Ruby - How to get the name of a file with open-uri?

ElektroStudios picture ElektroStudios · Nov 15, 2012 · Viewed 8.4k times · Source

I want to download a music file by this way:

require 'open-uri'

source_url = "http://soundcloud.com/stereo-foo/cohete-amigo/download"

attachment_file = "test.wav"

open(attachment_file, "wb") do |file|  
  file.print open(source_url).read
end

In that example I want to change "Test.wav" to the real file name (like for example JDownloader program does).

EDIT: I don't mean the temporal file, I mean the stored file in the web like Jdownloader gets: "Cohete Amigo - Stereo Foo.wav"

Thankyou for read

UPDATE:

I've tried this to store the name:

attachment_file = File.basename(open(source_url))

I think that has no sense but i don't know the way to do it, sorry.

Answer

Casper picture Casper · Nov 15, 2012

The filename is stored in the header field named Content-Disposition. However decoding this field can be a little bit tricky.
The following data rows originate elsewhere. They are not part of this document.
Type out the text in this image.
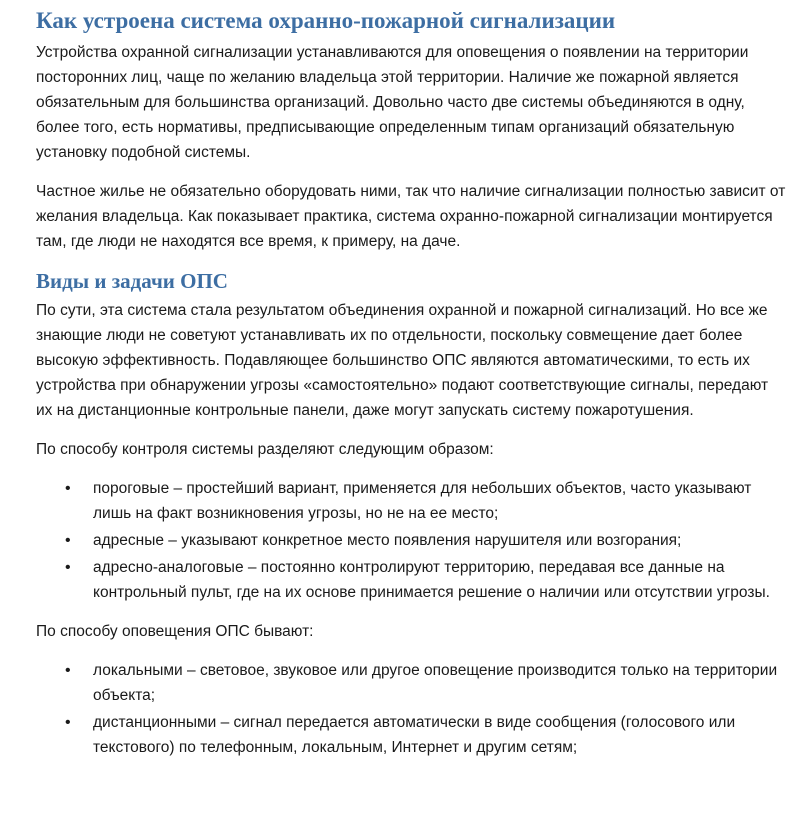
Как устроена система охранно-пожарной сигнализации

Устройства охранной сигнализации устанавливаются для оповещения о появлении на территории посторонних лиц, чаще по желанию владельца этой территории. Наличие же пожарной является обязательным для большинства организаций. Довольно часто две системы объединяются в одну, более того, есть нормативы, предписывающие определенным типам организаций обязательную установку подобной системы.

Частное жилье не обязательно оборудовать ними, так что наличие сигнализации полностью зависит от желания владельца. Как показывает практика, система охранно-пожарной сигнализации монтируется там, где люди не находятся все время, к примеру, на даче.

Виды и задачи ОПС

По сути, эта система стала результатом объединения охранной и пожарной сигнализаций. Но все же знающие люди не советуют устанавливать их по отдельности, поскольку совмещение дает более высокую эффективность. Подавляющее большинство ОПС являются автоматическими, то есть их устройства при обнаружении угрозы «самостоятельно» подают соответствующие сигналы, передают их на дистанционные контрольные панели, даже могут запускать систему пожаротушения.

По способу контроля системы разделяют следующим образом:

• пороговые – простейший вариант, применяется для небольших объектов, часто указывают лишь на факт возникновения угрозы, но не на ее место;
• адресные – указывают конкретное место появления нарушителя или возгорания;
• адресно-аналоговые – постоянно контролируют территорию, передавая все данные на контрольный пульт, где на их основе принимается решение о наличии или отсутствии угрозы.

По способу оповещения ОПС бывают:

• локальными – световое, звуковое или другое оповещение производится только на территории объекта;
• дистанционными – сигнал передается автоматически в виде сообщения (голосового или текстового) по телефонным, локальным, Интернет и другим сетям;
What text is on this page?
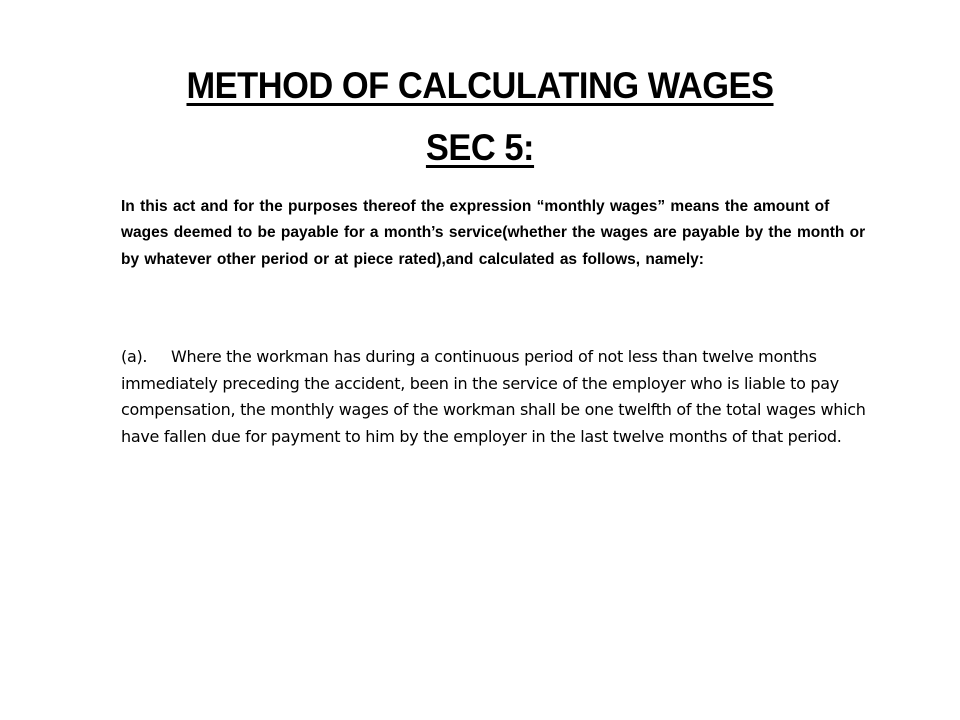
METHOD OF CALCULATING WAGES
SEC 5:

In this act and for the purposes thereof the expression “monthly wages” means the amount of wages deemed to be payable for a month’s service(whether the wages are payable by the month or by whatever other period or at piece rated),and calculated as follows, namely:

(a). Where the workman has during a continuous period of not less than twelve months immediately preceding the accident, been in the service of the employer who is liable to pay compensation, the monthly wages of the workman shall be one twelfth of the total wages which have fallen due for payment to him by the employer in the last twelve months of that period.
See some discussion here for example:

How to encode the filename parameter of Content-Disposition header in HTTP?

For open-uri you can access all the header fields through the meta accessor of the returned File class:

f = open('http://soundcloud.com/stereo-foo/cohete-amigo/download')
f.meta['content-disposition']
=> "attachment;filename=\"Stereo Foo - Cohete Amigo.wav\""

So in order to decode something like that you could do this:

cd = f.meta['content-disposition'].
filename = cd.match(/filename=(\"?)(.+)\1/)[2]
=> "Stereo Foo - Cohete Amigo.wav"

It works for your particular case, and it also works if the quotes " are not present. But in the more complex content-disposition cases like UTF-8 filenames you could get into a little trouble. Not sure how often UTF-8 is used though, and if even soundcloud ever uses UTF-8. So maybe you don't need to worry about that (not confirmed nor tested).

You could also use a more advanced web-crawling framework like Mechanize, and trust it to do the decoding for you:

require 'mechanize'

agent = Mechanize.new
file = agent.get('http://soundcloud.com/stereo-foo/cohete-amigo/download')
file.filename
=> "Stereo_Foo_-_Cohete_Amigo.wav"